Spatially Coupled Sparse Codes On Graphs - Theory, Practice & Extensions
Investigator(s): Daniel Costello Jr. and Thomas Fuja (Co-PI)
Sponsor: National Science Foundation
Timeframe: 5/12 to 4/15
Abstract: This research investigates a new approach to protecting the reliability of digital communication and digital storage systems. This approach takes advantage of recent work (by the research team and others) that formulates the "encoding" and "decoding" of data in terms of a novel graphical representation; this formulation has several advantages over existing techniques for insuring data integrity, including better performance at very low power and the absence of an 'error floor', i.e., the ability to consistently (and significantly) lower the decoded error probability with incremental expenditures of power. The ultimate goal of the research is more reliable delivery of digital data, text, computer files, speech and audio signals, video, etc. - using devices that require less power (and thus have longer battery life) and shorter processing delay.
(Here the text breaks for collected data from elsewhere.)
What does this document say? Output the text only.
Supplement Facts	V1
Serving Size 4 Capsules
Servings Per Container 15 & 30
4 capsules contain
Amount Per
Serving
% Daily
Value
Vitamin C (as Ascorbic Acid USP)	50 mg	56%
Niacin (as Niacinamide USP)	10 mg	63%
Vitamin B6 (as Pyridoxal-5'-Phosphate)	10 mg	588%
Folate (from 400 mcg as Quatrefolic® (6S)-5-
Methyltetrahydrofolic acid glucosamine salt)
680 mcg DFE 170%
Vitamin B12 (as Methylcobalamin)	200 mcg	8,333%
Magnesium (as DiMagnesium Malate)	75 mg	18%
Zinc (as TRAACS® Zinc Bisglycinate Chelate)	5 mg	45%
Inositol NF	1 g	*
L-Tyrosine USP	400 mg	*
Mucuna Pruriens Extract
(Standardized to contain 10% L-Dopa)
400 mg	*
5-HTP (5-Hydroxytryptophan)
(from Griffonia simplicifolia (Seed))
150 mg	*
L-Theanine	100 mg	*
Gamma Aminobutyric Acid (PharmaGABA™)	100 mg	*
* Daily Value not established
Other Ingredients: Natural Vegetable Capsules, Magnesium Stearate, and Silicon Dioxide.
More specifically, the research investigates the use of spatially coupled sparse codes - channel (error control) codes with a sparse parity check representation formed by coupling together a chain of small "protographs". This approach, which was pioneered by the research team in the context of terminated low-density parity check convolutional codes, has recently been shown to possess a unique combination of properties - iterative decoding performance that approaches channel capacity and minimum distance that grows linearly with block length - as the code size gets large. The research follows four tracks: (1) the design and analysis of low latency/memory decoding strategies; (2) decoded error probability performance guarantees; (3) the development and analysis of spatially coupled sparse codes with algebraic structure; and (4) the application of spatial coupling outside the immediate domain of channel coding, including cooperative diversity, compressed sensing, and multi-terminal source/channel coding.